One of the biggest issues for an employer is dealing with underperforming staff members who abuse their sick leave entitlements or access their sick leave for a stress claim immediately ensuing disciplinarily meeting.
Whilst an employer is not to be prevented from terminating an employee whilst on sick leave if the termination is attributed to performance-based or other lawful reasons, it leaves the employer exposed to a claim. In the event that an employee then lodges a general protections (unlawful termination) claim the onus will be on the employer to prove that the dismissal was not associated with the employee taking sick leave (or other unlawful reasons).
What often happens is that an employer sees an underperforming employee and, whilst frustrated does not take disciplinary action against them because of challenging demands of operating the business. The employee will then take their fourth instalment of sick leave at an inconvenient time, which drives the employer to distraction feeling that they are being taken advantage of, they move rapidly (often too rapidly) to dismiss them.

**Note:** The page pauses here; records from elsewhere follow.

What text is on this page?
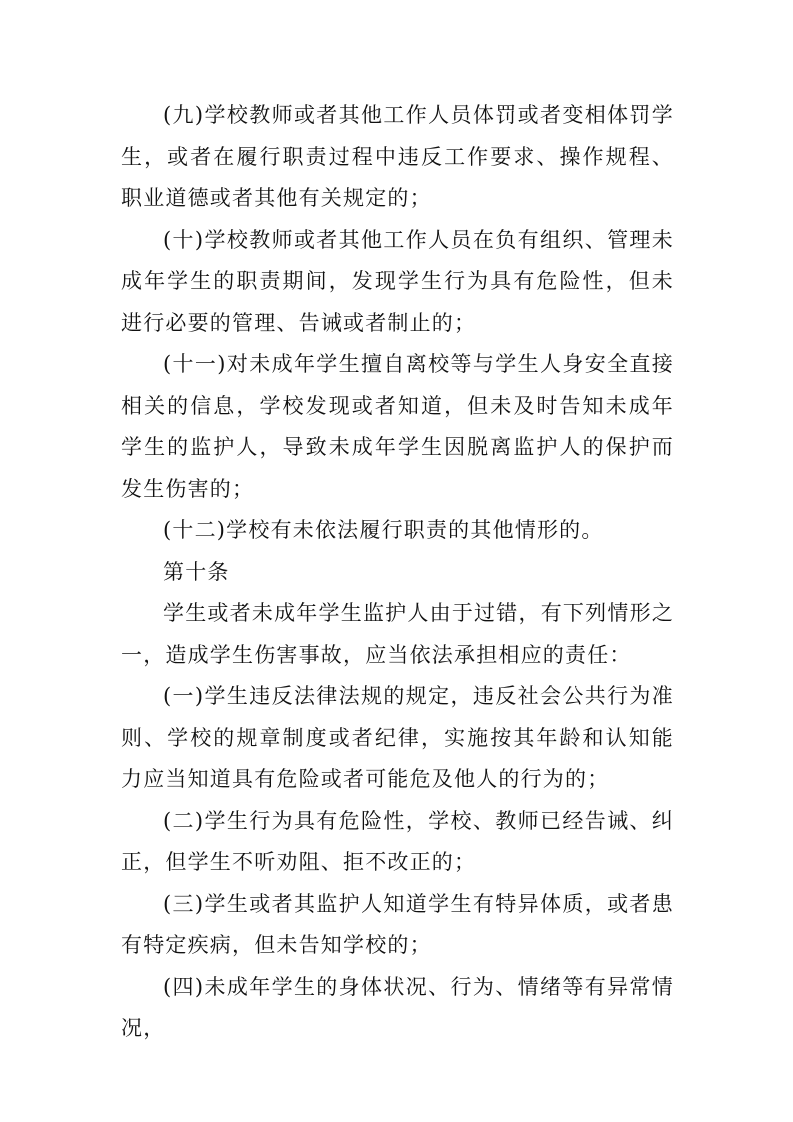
(九)学校教师或者其他工作人员体罚或者变相体罚学生，或者在履行职责过程中违反工作要求、操作规程、职业道德或者其他有关规定的；

(十)学校教师或者其他工作人员在负有组织、管理未成年学生的职责期间，发现学生行为具有危险性，但未进行必要的管理、告诫或者制止的；

(十一)对未成年学生擅自离校等与学生人身安全直接相关的信息，学校发现或者知道，但未及时告知未成年学生的监护人，导致未成年学生因脱离监护人的保护而发生伤害的；

(十二)学校有未依法履行职责的其他情形的。

第十条

学生或者未成年学生监护人由于过错，有下列情形之一，造成学生伤害事故，应当依法承担相应的责任：

(一)学生违反法律法规的规定，违反社会公共行为准则、学校的规章制度或者纪律，实施按其年龄和认知能力应当知道具有危险或者可能危及他人的行为的；

(二)学生行为具有危险性，学校、教师已经告诫、纠正，但学生不听劝阻、拒不改正的；

(三)学生或者其监护人知道学生有特异体质，或者患有特定疾病，但未告知学校的；

(四)未成年学生的身体状况、行为、情绪等有异常情况，
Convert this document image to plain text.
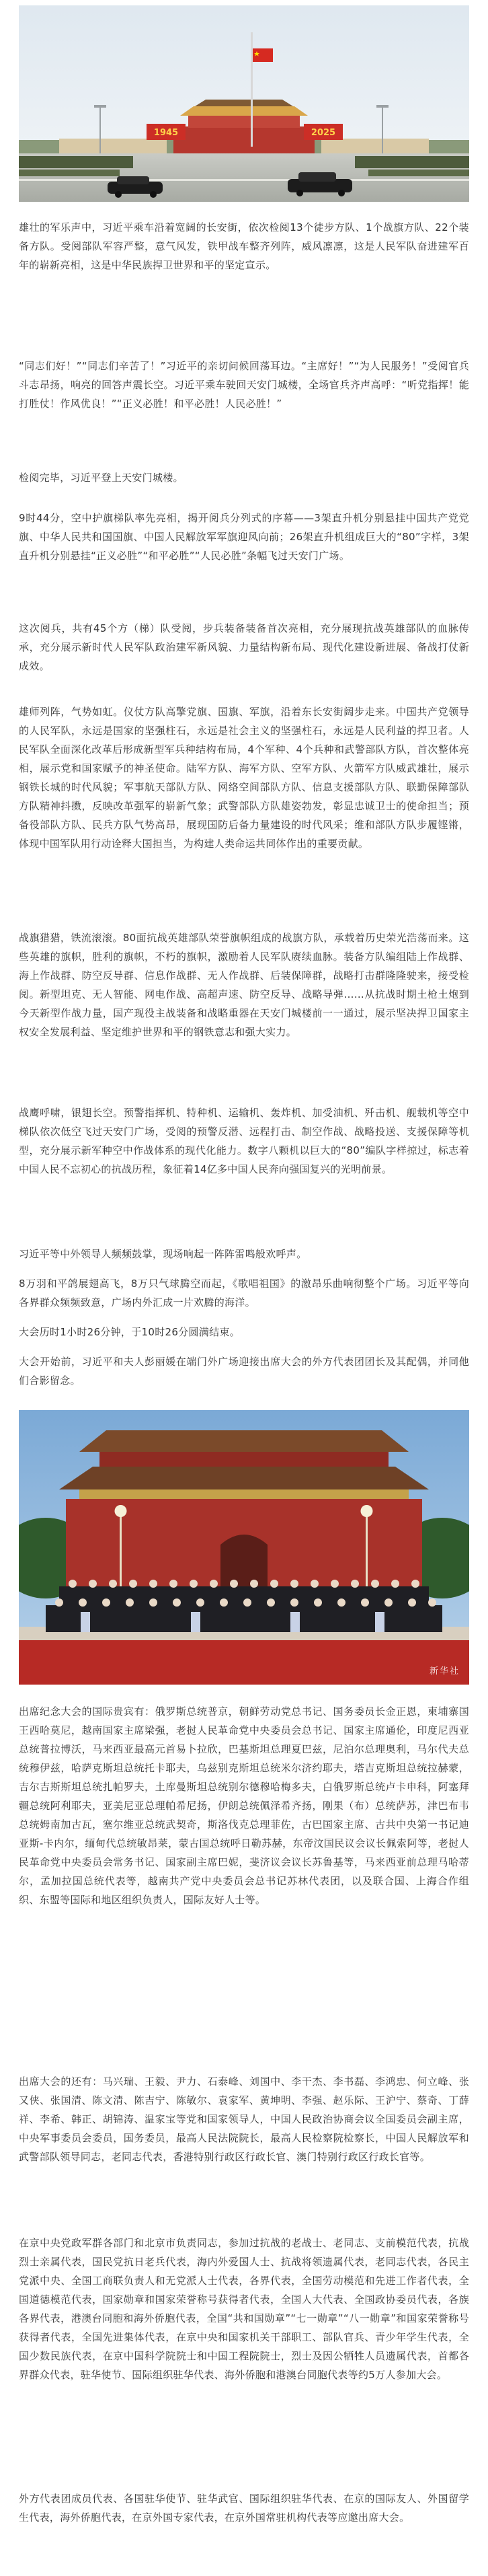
1945	2025

雄壮的军乐声中，习近平乘车沿着宽阔的长安街，依次检阅13个徒步方队、1个战旗方队、22个装备方队。受阅部队军容严整，意气风发，铁甲战车整齐列阵，威风凛凛，这是人民军队奋进建军百年的崭新亮相，这是中华民族捍卫世界和平的坚定宣示。

“同志们好！”“同志们辛苦了！”习近平的亲切问候回荡耳边。“主席好！”“为人民服务！”受阅官兵斗志昂扬，响亮的回答声震长空。习近平乘车驶回天安门城楼，全场官兵齐声高呼：“听党指挥！能打胜仗！作风优良！”“正义必胜！和平必胜！人民必胜！”

检阅完毕，习近平登上天安门城楼。

9时44分，空中护旗梯队率先亮相，揭开阅兵分列式的序幕——3架直升机分别悬挂中国共产党党旗、中华人民共和国国旗、中国人民解放军军旗迎风向前；26架直升机组成巨大的“80”字样，3架直升机分别悬挂“正义必胜”“和平必胜”“人民必胜”条幅飞过天安门广场。

这次阅兵，共有45个方（梯）队受阅，步兵装备装备首次亮相，充分展现抗战英雄部队的血脉传承，充分展示新时代人民军队政治建军新风貌、力量结构新布局、现代化建设新进展、备战打仗新成效。

雄师列阵，气势如虹。仪仗方队高擎党旗、国旗、军旗，沿着东长安街阔步走来。中国共产党领导的人民军队，永远是国家的坚强柱石，永远是社会主义的坚强柱石，永远是人民利益的捍卫者。人民军队全面深化改革后形成新型军兵种结构布局，4个军种、4个兵种和武警部队方队，首次整体亮相，展示党和国家赋予的神圣使命。陆军方队、海军方队、空军方队、火箭军方队威武雄壮，展示钢铁长城的时代风貌；军事航天部队方队、网络空间部队方队、信息支援部队方队、联勤保障部队方队精神抖擞，反映改革强军的崭新气象；武警部队方队雄姿勃发，彰显忠诚卫士的使命担当；预备役部队方队、民兵方队气势高昂，展现国防后备力量建设的时代风采；维和部队方队步履铿锵，体现中国军队用行动诠释大国担当，为构建人类命运共同体作出的重要贡献。

战旗猎猎，铁流滚滚。80面抗战英雄部队荣誉旗帜组成的战旗方队，承载着历史荣光浩荡而来。这些英雄的旗帜，胜利的旗帜，不朽的旗帜，激励着人民军队赓续血脉。装备方队编组陆上作战群、海上作战群、防空反导群、信息作战群、无人作战群、后装保障群，战略打击群隆隆驶来，接受检阅。新型坦克、无人智能、网电作战、高超声速、防空反导、战略导弹……从抗战时期土枪土炮到今天新型作战力量，国产现役主战装备和战略重器在天安门城楼前一一通过，展示坚决捍卫国家主权安全发展利益、坚定维护世界和平的钢铁意志和强大实力。

战鹰呼啸，银翅长空。预警指挥机、特种机、运输机、轰炸机、加受油机、歼击机、舰载机等空中梯队依次低空飞过天安门广场，受阅的预警反潜、远程打击、制空作战、战略投送、支援保障等机型，充分展示新军种空中作战体系的现代化能力。数字八颗机以巨大的“80”编队字样掠过，标志着中国人民不忘初心的抗战历程，象征着14亿多中国人民奔向强国复兴的光明前景。

习近平等中外领导人频频鼓掌，现场响起一阵阵雷鸣般欢呼声。

8万羽和平鸽展翅高飞，8万只气球腾空而起，《歌唱祖国》的激昂乐曲响彻整个广场。习近平等向各界群众频频致意，广场内外汇成一片欢腾的海洋。

大会历时1小时26分钟，于10时26分圆满结束。

大会开始前，习近平和夫人彭丽媛在端门外广场迎接出席大会的外方代表团团长及其配偶，并同他们合影留念。

新华社

出席纪念大会的国际贵宾有：俄罗斯总统普京，朝鲜劳动党总书记、国务委员长金正恩，柬埔寨国王西哈莫尼，越南国家主席梁强，老挝人民革命党中央委员会总书记、国家主席通伦，印度尼西亚总统普拉博沃，马来西亚最高元首易卜拉欣，巴基斯坦总理夏巴兹，尼泊尔总理奥利，马尔代夫总统穆伊兹，哈萨克斯坦总统托卡耶夫，乌兹别克斯坦总统米尔济约耶夫，塔吉克斯坦总统拉赫蒙，吉尔吉斯斯坦总统扎帕罗夫，土库曼斯坦总统别尔德穆哈梅多夫，白俄罗斯总统卢卡申科，阿塞拜疆总统阿利耶夫，亚美尼亚总理帕希尼扬，伊朗总统佩泽希齐扬，刚果（布）总统萨苏，津巴布韦总统姆南加古瓦，塞尔维亚总统武契奇，斯洛伐克总理菲佐，古巴国家主席、古共中央第一书记迪亚斯-卡内尔，缅甸代总统敏昂莱，蒙古国总统呼日勒苏赫，东帝汶国民议会议长佩索阿等，老挝人民革命党中央委员会常务书记、国家副主席巴妮，斐济议会议长苏鲁基等，马来西亚前总理马哈蒂尔，孟加拉国总统代表等，越南共产党中央委员会总书记苏林代表团，以及联合国、上海合作组织、东盟等国际和地区组织负责人，国际友好人士等。

出席大会的还有：马兴瑞、王毅、尹力、石泰峰、刘国中、李干杰、李书磊、李鸿忠、何立峰、张又侠、张国清、陈文清、陈吉宁、陈敏尔、袁家军、黄坤明、李强、赵乐际、王沪宁、蔡奇、丁薛祥、李希、韩正、胡锦涛、温家宝等党和国家领导人，中国人民政治协商会议全国委员会副主席，中央军事委员会委员，国务委员，最高人民法院院长，最高人民检察院检察长，中国人民解放军和武警部队领导同志，老同志代表，香港特别行政区行政长官、澳门特别行政区行政长官等。

在京中央党政军群各部门和北京市负责同志，参加过抗战的老战士、老同志、支前模范代表，抗战烈士亲属代表，国民党抗日老兵代表，海内外爱国人士、抗战将领遗属代表，老同志代表，各民主党派中央、全国工商联负责人和无党派人士代表，各界代表，全国劳动模范和先进工作者代表，全国道德模范代表，国家勋章和国家荣誉称号获得者代表，全国人大代表、全国政协委员代表，各族各界代表，港澳台同胞和海外侨胞代表，全国“共和国勋章”“七一勋章”“八一勋章”和国家荣誉称号获得者代表，全国先进集体代表，在京中央和国家机关干部职工、部队官兵、青少年学生代表，全国少数民族代表，在京中国科学院院士和中国工程院院士，烈士及因公牺牲人员遗属代表，首都各界群众代表，驻华使节、国际组织驻华代表、海外侨胞和港澳台同胞代表等约5万人参加大会。

外方代表团成员代表、各国驻华使节、驻华武官、国际组织驻华代表、在京的国际友人、外国留学生代表，海外侨胞代表，在京外国专家代表，在京外国常驻机构代表等应邀出席大会。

The case of Kavassilas v Migration Training Australia Pty Ltd  FMCA 22, was a good example of this. Kavassilas (‘the applicant’) was dismissed by her employer, Migration Training Australia (‘MTA’), after taking two days of sick leave (which she was entitled to under her contract). The applicant informed MTA that she would provide a medical certificate upon returning to work. However before she returned to work, she received a letter from MTA terminating her employment.
The letter attributed her dismissal to several performance based-reasons including:
- Failure to carry out her duties in a satisfactory manner
- Disrupting the activities of the company, resulting in the loss of income
- Harassment and bullying of fellow staff members
- Failure to diligently and consistently apply herself to the discharge of her duties
- Failure to keep the directors of the group of companies aware of her absences from work
However under cross-examination, the evidence given by MTA’s directors was highly contradictory and did not justify any of the above reasons. MTA’s directors also acknowledged that they had knowledge that the applicant was on sick leave and was going to produce a medical certificate upon return.
Federal Magistrate Smith was of the belief that the true reasons for termination were “impulsive and irrational” and that her dismissal was “triggered by her absence from work”.
FWA found that the termination of the applicant contravened s352 of the Fair Work Act, which protects employees from dismissal whilst on sick leave because of illness or injuries prescribed by the Fair Work Regulations.
It was also noted that MTA may have held an incorrect view that an employee can could be terminated whilst absent on sick leave at any time until a medical certificate was actually submitted.
Although the regulations require that a medical certificate be produced within 24 hours of the start of the leave, an employee may take a longer period of time provided it is “reasonable in the circumstances”. This reaffirms the intent of the Fair Work Act on protecting employees against dismissal in relation to an employee’s exercise of rights to take sick leave.
What does this mean for employers? It means that employers must take extreme caution when dismissing employees who are currently taking sick leave. If an employer is found to have contravened s352, they will be liable for the payment of wages and compensation.
There is also a presumption that if an employee has been dismissed whilst taking sick leave, the dismissal was undertaken due to the fact that the employee was on sick leave. In disproving this presumption, employers must have clear evidence showing that the dismissal was not connected to the employee taking leave, and that there was no unlawful motivation for the dismissal. The authorities to this point highlight that proving that someone was not entitled to take sick leave verges on the impossible.
It is our view that disciplinary processes should never touch on issues of absenteeism, as the law is weighed against so heavily against the employer on this issue there is often a connection between absenteeism and poor performance. We strongly recommend that employers focus on the poor performance and make sure that all such disciplinary meetings are followed up by a warning memo or letter.